5. 魔力の正体
「じゃあ魔法の使い方なんだけど、私は詠唱型しか使えないからそれを教えるわね。」
「他にもあるの?」
「他にも魔法陣型だったり、魔素を媒体とした魔法もあるらしいわ。って言ってもよくわからないわよね。」
「魔素?」
「空気中にある小さな魔力みたいなものね。あんまり詳しくないからこれ以上はわからないけど。」
この世界の魔法はかなり奥深そうだ。
これはジャパニーズオタクの血が騒いできたな。
「それじゃあ私が魔法を使うから、詠唱を覚えるのよ。」
「わかった!」
フーッとマーシュが深呼吸をし、手に力を込めて詠唱を唱える。
「水よ、我に応えよ、水生成魔法!」
「おー!」
マーシュの手の上に水が生成される。
なるほど、詠唱も魔法の名前も分かりやすくて助かる。
「こんな感じよ。消したいときは力を抜けば自然と消えるわ。
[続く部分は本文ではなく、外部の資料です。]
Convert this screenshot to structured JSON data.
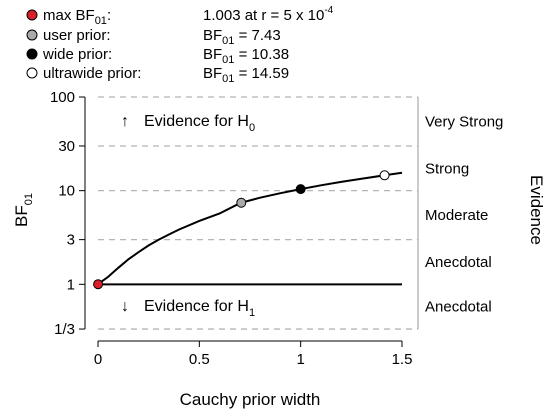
{
  "legend": [
    {
      "label_main": "max BF",
      "label_sub": "01",
      "label_suffix": ":",
      "value_main": "1.003 at r =  5 x 10",
      "value_sup": "-4",
      "fill": "#d9202a"
    },
    {
      "label_main": "user prior:",
      "value_main": "BF",
      "value_sub": "01",
      "value_suffix": " = 7.43",
      "fill": "#aaaaaa"
    },
    {
      "label_main": "wide prior:",
      "value_main": "BF",
      "value_sub": "01",
      "value_suffix": " = 10.38",
      "fill": "#000000"
    },
    {
      "label_main": "ultrawide prior:",
      "value_main": "BF",
      "value_sub": "01",
      "value_suffix": " = 14.59",
      "fill": "#ffffff"
    }
  ],
  "annotations": {
    "h0_arrow": "↑",
    "h0_text": "Evidence for H",
    "h0_sub": "0",
    "h1_arrow": "↓",
    "h1_text": "Evidence for H",
    "h1_sub": "1"
  },
  "chart_data": {
    "type": "line",
    "xlabel": "Cauchy prior width",
    "ylabel_main": "BF",
    "ylabel_sub": "01",
    "right_axis_label": "Evidence",
    "xlim": [
      0,
      1.5
    ],
    "ylim": [
      0.3,
      100
    ],
    "y_scale": "log",
    "x_ticks": [
      0,
      0.5,
      1,
      1.5
    ],
    "x_tick_labels": [
      "0",
      "0.5",
      "1",
      "1.5"
    ],
    "y_ticks": [
      0.333,
      1,
      3,
      10,
      30,
      100
    ],
    "y_tick_labels": [
      "1/3",
      "1",
      "3",
      "10",
      "30",
      "100"
    ],
    "gridlines": [
      0.333,
      3,
      10,
      30,
      100
    ],
    "evidence_categories": [
      {
        "label": "Very Strong",
        "y": 54.8
      },
      {
        "label": "Strong",
        "y": 17.3
      },
      {
        "label": "Moderate",
        "y": 5.48
      },
      {
        "label": "Anecdotal",
        "y": 1.73
      },
      {
        "label": "Anecdotal",
        "y": 0.577
      }
    ],
    "series": [
      {
        "x": [
          0.0005,
          0.01,
          0.02,
          0.05,
          0.1,
          0.15,
          0.2,
          0.25,
          0.3,
          0.35,
          0.4,
          0.5,
          0.6,
          0.7,
          0.707,
          0.8,
          0.9,
          1.0,
          1.1,
          1.2,
          1.3,
          1.414,
          1.5
        ],
        "y": [
          1.003,
          1.03,
          1.08,
          1.2,
          1.5,
          1.85,
          2.2,
          2.6,
          3.0,
          3.4,
          3.85,
          4.75,
          5.7,
          7.35,
          7.43,
          8.4,
          9.4,
          10.38,
          11.4,
          12.4,
          13.4,
          14.59,
          15.5
        ]
      }
    ],
    "reference_line": {
      "y": 1,
      "x": [
        0,
        1.5
      ]
    },
    "points": [
      {
        "name": "max",
        "x": 0.0005,
        "y": 1.003,
        "fill": "#d9202a"
      },
      {
        "name": "user",
        "x": 0.707,
        "y": 7.43,
        "fill": "#aaaaaa"
      },
      {
        "name": "wide",
        "x": 1.0,
        "y": 10.38,
        "fill": "#000000"
      },
      {
        "name": "ultrawide",
        "x": 1.414,
        "y": 14.59,
        "fill": "#ffffff"
      }
    ]
  }
}
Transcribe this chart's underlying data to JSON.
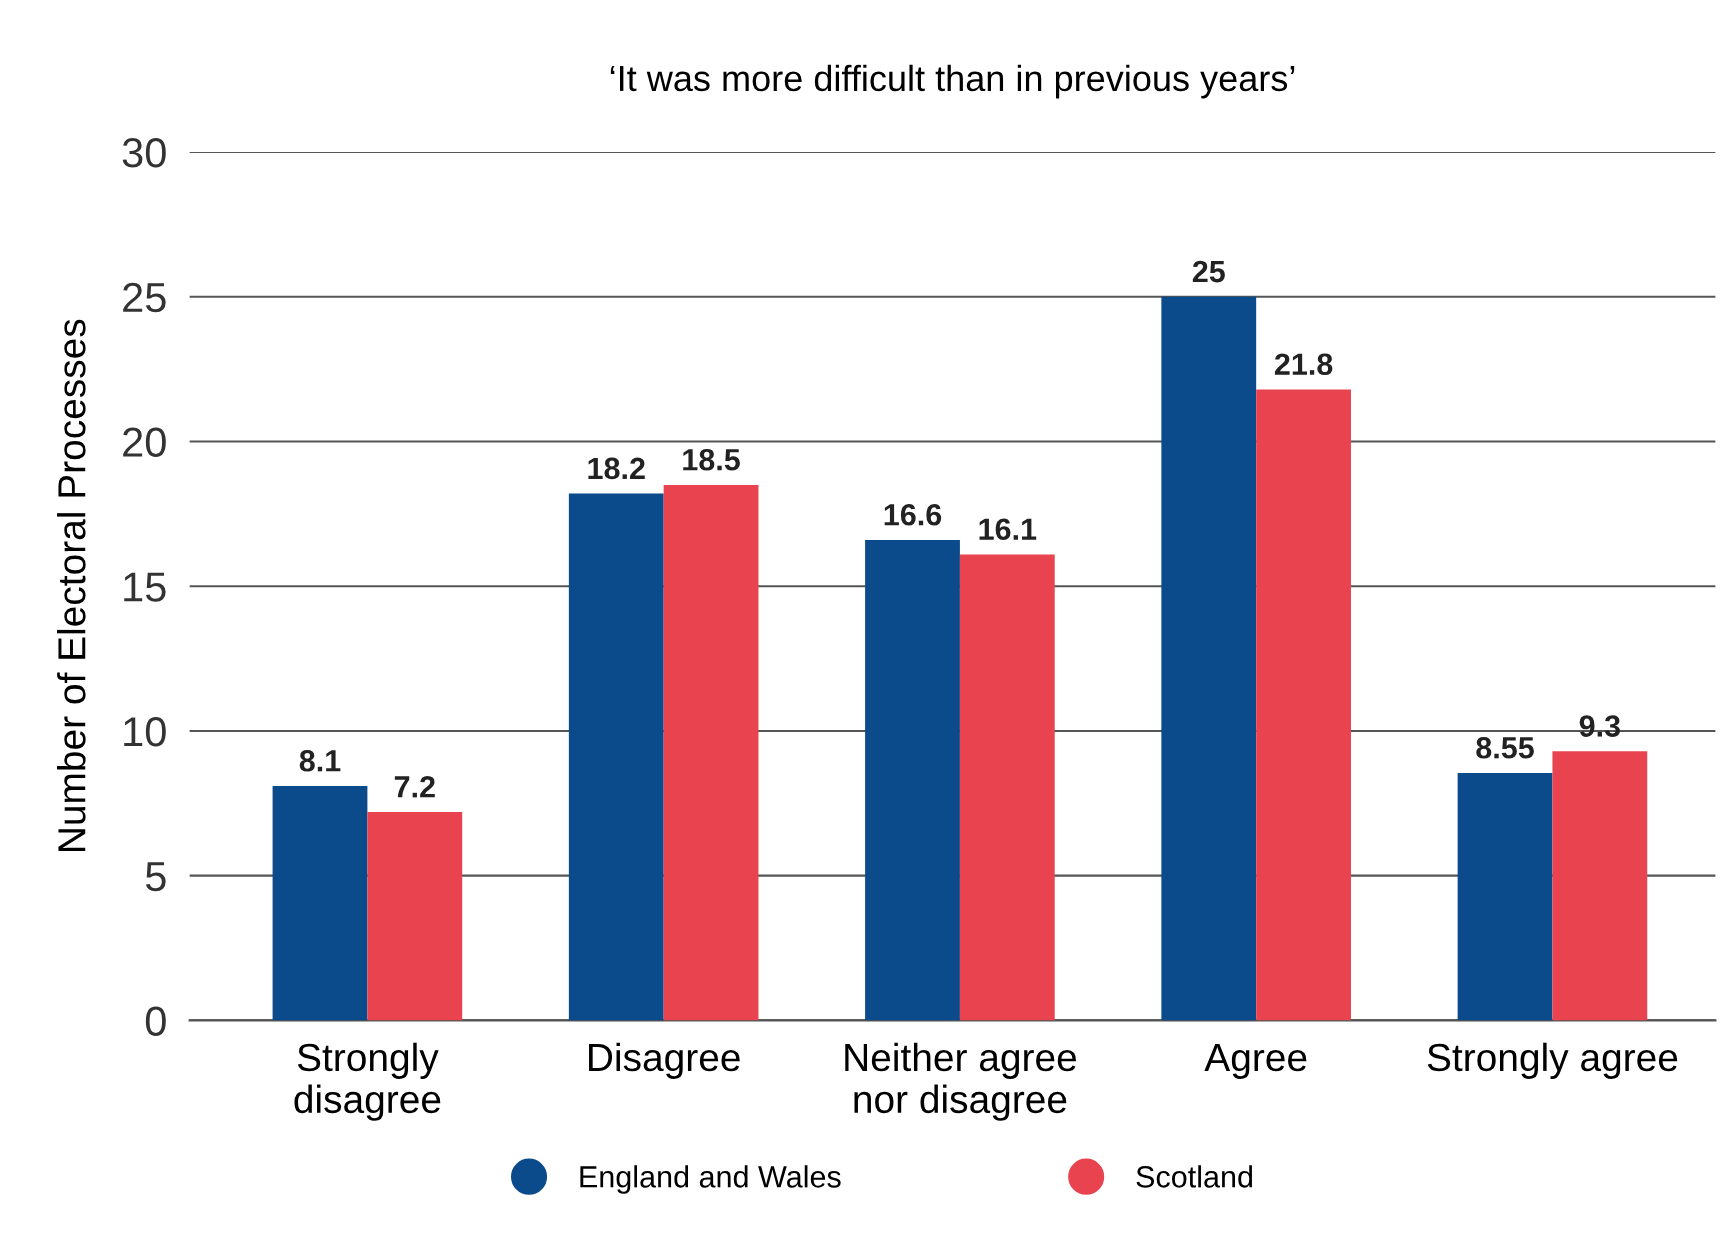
{
  "chart_data": {
    "type": "bar",
    "title": "‘It was more difficult than in previous years’",
    "ylabel": "Number of Electoral Processes",
    "categories": [
      "Strongly\ndisagree",
      "Disagree",
      "Neither agree\nnor disagree",
      "Agree",
      "Strongly agree"
    ],
    "series": [
      {
        "name": "England and Wales",
        "color": "#0b4a8b",
        "values": [
          8.1,
          18.2,
          16.6,
          25,
          8.55
        ]
      },
      {
        "name": "Scotland",
        "color": "#e8434f",
        "values": [
          7.2,
          18.5,
          16.1,
          21.8,
          9.3
        ]
      }
    ],
    "ylim": [
      0,
      30
    ],
    "yticks": [
      0,
      5,
      10,
      15,
      20,
      25,
      30
    ],
    "grid": "y",
    "legend": "bottom",
    "data_labels": true
  }
}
」
フッと生成された水を消す。
「それじゃあやってみて。」
俺もマーシュと同じように深呼吸し、手に力を込めて告げる。
(えっと…たしか…)
「水よ、我に応えよ、水生成魔法!」
ブワッと体の中の何かが抜けているのを感じ、目眩を起こす。
「すごい…ほんとにできちゃうなんて…」
と、マーシュは驚いていたようだが、今俺はそれどころではない。
バタン!と俺は頭から倒れた。
「ハァ…ハァ…ハァ…ハァ…」
「エル!だいじょ・・」
息が、苦しい。
まるで体中の酸素が抜けていくかのようだ…
酸素?なんで俺はいきなり酸素が抜けていくかのようだって例えたんだ?
落ちかける意識の中、命の危機によって加速した思考は結論にたどり着いた。
もしかして魔力の正体って_
「・・よ、かの・・をい・・まえ!回復魔法!!」
と朦朧とする意識の中、魔法の名前だけがはっきりと聞こえた気がした。